Gewaltdarstellungen in Videospielen hat es seit dem Anfang des Mediums gegeben und bleibt bis heute umstritten. Anscheinend hört die Diskussion nie auf.

Vielzocker mögen diese Diskussion nicht mehr hören: „Sind Gewaltdarstellungen jugendgefährdend? Und was soll man dagegen unternehmen?“ Das umstrittene Thema ist nicht neu, denn schon immer wollen Politiker und diverse Kinderschutzorganisationen oder Verbände die Videospiele mit brutalem Inhalt verbieten. Ebenso profilieren sich populäre Medien, indem sie altbekannte Vorurteile als neu verkaufen. Unterstützung finden sie unter Soziologen und Pädagogikwissenschaftlern sicher einige, aber sie verschweigen, dass andere Ansichten durchaus unter diesen Wissenschaftlern vorhanden sind.

Die Videospielindustrie ihrerseits reagiert auf vielfältige Weise: Manche Produzenten nehmen die Vorwürfe ernst und üben Selbstzensur. Das bedeutet, dass Bluteffekte herausgestrichen und Menschen mit Robotern ersetzt werden. Manche Firmen suchen hingegen die Kontroverse und machen die Spiele erst recht sehr hart und mit Splattereffekten durchtränkt. Heute sind die Verantwortlichen der Spielindustrie einig, dass sie einige ihrer gewaltzelebrierenden, aber erfolgreichen Spiele verteidigen müssen! Eine zu starke Selbstbeschneidung würde die Industrie lähmen, wie die Comicindustrie in den 70er Jahren erfahren hat. Jede wissenschaftliche Studie, die den Zusammenhang zwischen Gewaltbereitschaft der Spieler und derem Konsum gewaltverherrlichender Spiele stellt, folgt eine Gegenstudie, die das Gegenteil beweisen soll. Die Fronten scheinen gehärtet, denn nachgeben können die Spielehersteller nicht, weil viel Geld auf dem Spiel steht; die Kinderschutzverbände hingegen fürchten vor zunehmender Gewaltdarstellung, wenn sie sich nicht mehr dagegen wehren würden.

Die Spieler wehren sich ebenso gegen pauschale Verurteilungen ihrer Lieblingsspiele: So schrieb die Counterstrike-Community Deutschlands einen offenen Brief, um die Schuldzuweisung abzulehnen, First-Person-Shooters hätten Junge wie Robert Steinhäuser zu Massenmörder gemacht. Videospiele dienen perfekt als Sündenböcke, denn das junge Medium spricht vor allem Jüngere an, während viele – vor allem Erwachsene – es vorverurteilen. Es hat noch nicht den Status von Literatur, Theater oder andere etablierte Künste, ja es gilt noch nicht einmal als Kunstform.
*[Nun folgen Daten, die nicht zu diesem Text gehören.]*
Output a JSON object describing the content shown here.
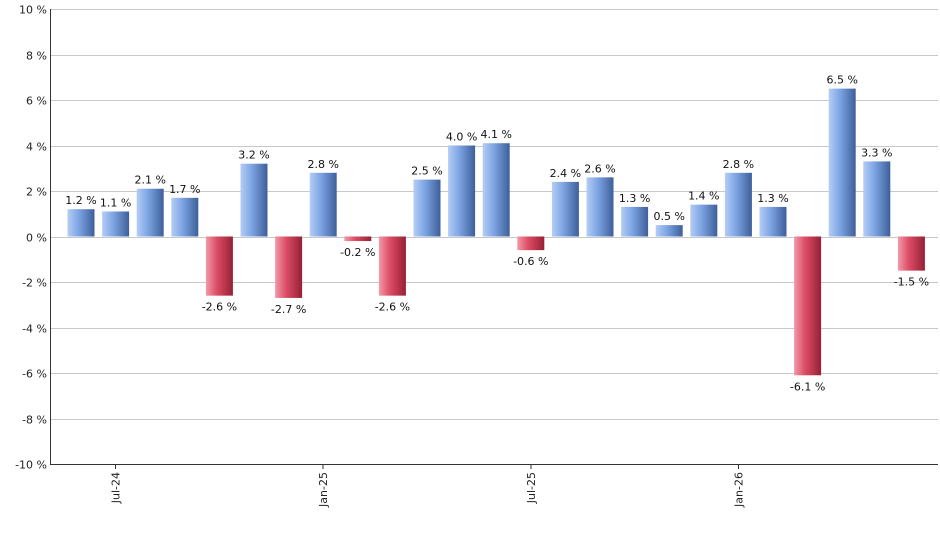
{
  "chart_data": {
    "type": "bar",
    "title": "",
    "xlabel": "",
    "ylabel": "",
    "ylim": [
      -10,
      10
    ],
    "y_ticks": [
      -10,
      -8,
      -6,
      -4,
      -2,
      0,
      2,
      4,
      6,
      8,
      10
    ],
    "y_tick_suffix": " %",
    "grid": true,
    "values": [
      1.2,
      1.1,
      2.1,
      1.7,
      -2.6,
      3.2,
      -2.7,
      2.8,
      -0.2,
      -2.6,
      2.5,
      4.0,
      4.1,
      -0.6,
      2.4,
      2.6,
      1.3,
      0.5,
      1.4,
      2.8,
      1.3,
      -6.1,
      6.5,
      3.3,
      -1.5
    ],
    "data_labels": [
      "1.2 %",
      "1.1 %",
      "2.1 %",
      "1.7 %",
      "-2.6 %",
      "3.2 %",
      "-2.7 %",
      "2.8 %",
      "-0.2 %",
      "-2.6 %",
      "2.5 %",
      "4.0 %",
      "4.1 %",
      "-0.6 %",
      "2.4 %",
      "2.6 %",
      "1.3 %",
      "0.5 %",
      "1.4 %",
      "2.8 %",
      "1.3 %",
      "-6.1 %",
      "6.5 %",
      "3.3 %",
      "-1.5 %"
    ],
    "x_tick_labels": [
      {
        "label": "Jul-24",
        "bar_index": 1
      },
      {
        "label": "Jan-25",
        "bar_index": 7
      },
      {
        "label": "Jul-25",
        "bar_index": 13
      },
      {
        "label": "Jan-26",
        "bar_index": 19
      }
    ],
    "colors": {
      "positive_light": "#b4cdf6",
      "positive_mid": "#7fa6e4",
      "positive_dark": "#3d5f9a",
      "negative_light": "#f29aa8",
      "negative_mid": "#dd4d66",
      "negative_dark": "#962035"
    }
  }
}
Einseitig sind die Schuldzuweisungen deshalb, weil andere negative Beeinflussungen weniger stark gewichtet wurden, sei es Filme, sei es der Kollegenkreis, oder sei es die Familie. Die Spieler stört die politische Intervention, weil sie die Spieler bevormundet. Gewiss sollen Spiele mit brutalem Inhalt nicht ohne weiteres an Kindern verkauft werden, die Erwachsenen wollen und sollen jedoch Zugang zu den gewünschten Spielen haben. Landesweiter Verbot oder den Verkauf unter Strafe stellen? Da reagieren die Vielzocker empfindlich!
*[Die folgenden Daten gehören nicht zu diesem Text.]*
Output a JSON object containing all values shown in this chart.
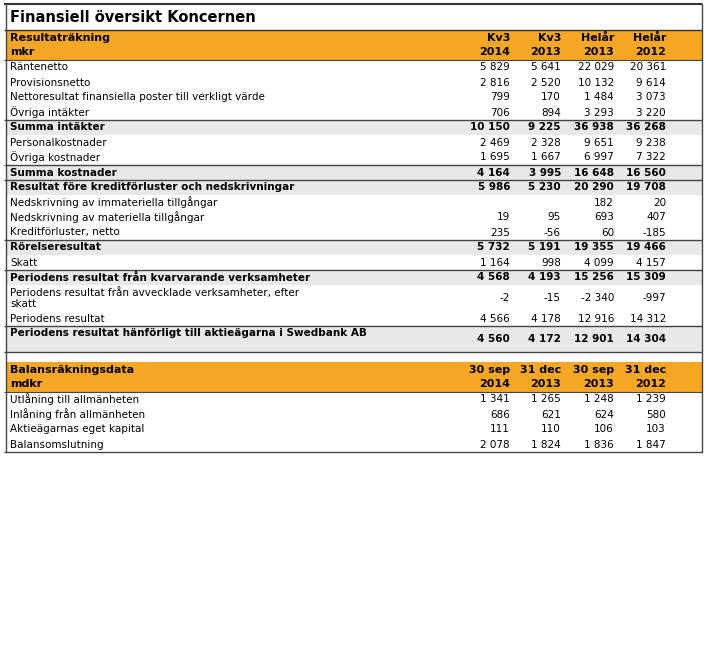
{
  "title": "Finansiell översikt Koncernen",
  "orange": "#F5A623",
  "light_gray": "#E8E8E8",
  "white": "#ffffff",
  "border_color": "#555555",
  "income_header": [
    "Resultaträkning",
    "mkr"
  ],
  "col_headers_inc": [
    [
      "Kv3",
      "2014"
    ],
    [
      "Kv3",
      "2013"
    ],
    [
      "Helår",
      "2013"
    ],
    [
      "Helår",
      "2012"
    ]
  ],
  "income_rows": [
    {
      "label": "Räntenetto",
      "vals": [
        "5 829",
        "5 641",
        "22 029",
        "20 361"
      ],
      "bold": false,
      "separator": false,
      "double_line": false
    },
    {
      "label": "Provisionsnetto",
      "vals": [
        "2 816",
        "2 520",
        "10 132",
        "9 614"
      ],
      "bold": false,
      "separator": false,
      "double_line": false
    },
    {
      "label": "Nettoresultat finansiella poster till verkligt värde",
      "vals": [
        "799",
        "170",
        "1 484",
        "3 073"
      ],
      "bold": false,
      "separator": false,
      "double_line": false
    },
    {
      "label": "Övriga intäkter",
      "vals": [
        "706",
        "894",
        "3 293",
        "3 220"
      ],
      "bold": false,
      "separator": false,
      "double_line": false
    },
    {
      "label": "Summa intäkter",
      "vals": [
        "10 150",
        "9 225",
        "36 938",
        "36 268"
      ],
      "bold": true,
      "separator": true,
      "double_line": false
    },
    {
      "label": "Personalkostnader",
      "vals": [
        "2 469",
        "2 328",
        "9 651",
        "9 238"
      ],
      "bold": false,
      "separator": false,
      "double_line": false
    },
    {
      "label": "Övriga kostnader",
      "vals": [
        "1 695",
        "1 667",
        "6 997",
        "7 322"
      ],
      "bold": false,
      "separator": false,
      "double_line": false
    },
    {
      "label": "Summa kostnader",
      "vals": [
        "4 164",
        "3 995",
        "16 648",
        "16 560"
      ],
      "bold": true,
      "separator": true,
      "double_line": false
    },
    {
      "label": "Resultat före kreditförluster och nedskrivningar",
      "vals": [
        "5 986",
        "5 230",
        "20 290",
        "19 708"
      ],
      "bold": true,
      "separator": true,
      "double_line": false
    },
    {
      "label": "Nedskrivning av immateriella tillgångar",
      "vals": [
        "",
        "",
        "182",
        "20"
      ],
      "bold": false,
      "separator": false,
      "double_line": false
    },
    {
      "label": "Nedskrivning av materiella tillgångar",
      "vals": [
        "19",
        "95",
        "693",
        "407"
      ],
      "bold": false,
      "separator": false,
      "double_line": false
    },
    {
      "label": "Kreditförluster, netto",
      "vals": [
        "235",
        "-56",
        "60",
        "-185"
      ],
      "bold": false,
      "separator": false,
      "double_line": false
    },
    {
      "label": "Rörelseresultat",
      "vals": [
        "5 732",
        "5 191",
        "19 355",
        "19 466"
      ],
      "bold": true,
      "separator": true,
      "double_line": false
    },
    {
      "label": "Skatt",
      "vals": [
        "1 164",
        "998",
        "4 099",
        "4 157"
      ],
      "bold": false,
      "separator": false,
      "double_line": false
    },
    {
      "label": "Periodens resultat från kvarvarande verksamheter",
      "vals": [
        "4 568",
        "4 193",
        "15 256",
        "15 309"
      ],
      "bold": true,
      "separator": true,
      "double_line": false
    },
    {
      "label": "Periodens resultat från avvecklade verksamheter, efter skatt",
      "vals": [
        "-2",
        "-15",
        "-2 340",
        "-997"
      ],
      "bold": false,
      "separator": false,
      "double_line": true
    },
    {
      "label": "Periodens resultat",
      "vals": [
        "4 566",
        "4 178",
        "12 916",
        "14 312"
      ],
      "bold": false,
      "separator": false,
      "double_line": false
    },
    {
      "label": "Periodens resultat hänförligt till aktieägarna i Swedbank AB",
      "vals": [
        "4 560",
        "4 172",
        "12 901",
        "14 304"
      ],
      "bold": true,
      "separator": true,
      "double_line": true
    }
  ],
  "balance_header": [
    "Balansräkningsdata",
    "mdkr"
  ],
  "col_headers_bal": [
    [
      "30 sep",
      "2014"
    ],
    [
      "31 dec",
      "2013"
    ],
    [
      "30 sep",
      "2013"
    ],
    [
      "31 dec",
      "2012"
    ]
  ],
  "balance_rows": [
    {
      "label": "Utlåning till allmänheten",
      "vals": [
        "1 341",
        "1 265",
        "1 248",
        "1 239"
      ],
      "bold": false
    },
    {
      "label": "Inlåning från allmänheten",
      "vals": [
        "686",
        "621",
        "624",
        "580"
      ],
      "bold": false
    },
    {
      "label": "Aktieägarnas eget kapital",
      "vals": [
        "111",
        "110",
        "106",
        "103"
      ],
      "bold": false
    },
    {
      "label": "Balansomslutning",
      "vals": [
        "2 078",
        "1 824",
        "1 836",
        "1 847"
      ],
      "bold": false
    }
  ]
}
Videospiele als Medium können sich nicht weiterentwickeln, wenn die Gesellschaft und die Politik ihre Vielfalt einschränken. Hier soll nicht jede Gewaltdarstellung verteidigt werden – aber die Freiheit der Entwickler, ihre Vorstellungen von Spielen verwirklichen zu können. Und die Freiheit der Spieler, das zu spielen, das sie spielen wollen.
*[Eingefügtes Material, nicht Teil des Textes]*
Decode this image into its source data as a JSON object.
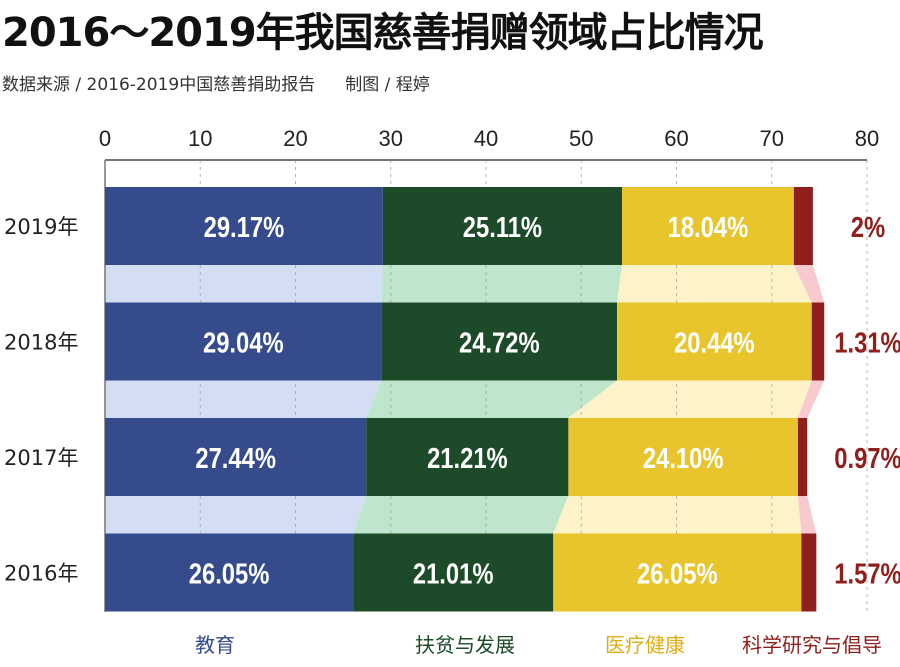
{
  "title": "2016～2019年我国慈善捐赠领域占比情况",
  "source": "数据来源 / 2016-2019中国慈善捐助报告",
  "credit": "制图 / 程婷",
  "chart_data": {
    "type": "bar",
    "orientation": "horizontal",
    "stacked": true,
    "categories": [
      "2019年",
      "2018年",
      "2017年",
      "2016年"
    ],
    "xlim": [
      0,
      80
    ],
    "xticks": [
      "0",
      "10",
      "20",
      "30",
      "40",
      "50",
      "60",
      "70",
      "80"
    ],
    "grid": true,
    "legend_position": "bottom",
    "series": [
      {
        "name": "教育",
        "values": [
          29.17,
          29.04,
          27.44,
          26.05
        ],
        "labels": [
          "29.17%",
          "29.04%",
          "27.44%",
          "26.05%"
        ],
        "color": "#364b8c",
        "light": "#d3def5"
      },
      {
        "name": "扶贫与发展",
        "values": [
          25.11,
          24.72,
          21.21,
          21.01
        ],
        "labels": [
          "25.11%",
          "24.72%",
          "21.21%",
          "21.01%"
        ],
        "color": "#1d4a28",
        "light": "#bfe6cd"
      },
      {
        "name": "医疗健康",
        "values": [
          18.04,
          20.44,
          24.1,
          26.05
        ],
        "labels": [
          "18.04%",
          "20.44%",
          "24.10%",
          "26.05%"
        ],
        "color": "#e9c52d",
        "light": "#fdf3c8"
      },
      {
        "name": "科学研究与倡导",
        "values": [
          2,
          1.31,
          0.97,
          1.57
        ],
        "labels": [
          "2%",
          "1.31%",
          "0.97%",
          "1.57%"
        ],
        "color": "#8e1f1d",
        "light": "#f8c9ce"
      }
    ]
  }
}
Im April 2006 wurde Reginald Fils-Aime, Präsident von Nintendo Of America, anlässlich einer Interviewstunde gefragt, ob Gewalt in Videospielen Auswirkungen an die Spieler hätten. Seine Antwort war klug gewählt und lässt sich in zwei Punkten zusammenfassen: Erstens gibt es keine Beweise, dass Gewalt in Videospielen die Spieler auf gefährliche Weise beeinflusst. Und zweitens haben Eltern die Pflicht zu schauen, welche Spiele sie ihren Kindern erlauben dürfen und welche nicht. Es kann nicht die Aufgabe der Spielindustrie sein, nur Spiele zu entwickeln, die auch Kinder spielen können. Videospiele sollen vielfältig sein und auch ein erwachsenes Publikum ansprechen dürfen. Das muss nicht immer mit Gewalt in Verbindung sein. Doch Freiheit in der Themenwahl soll gewährleistet sein.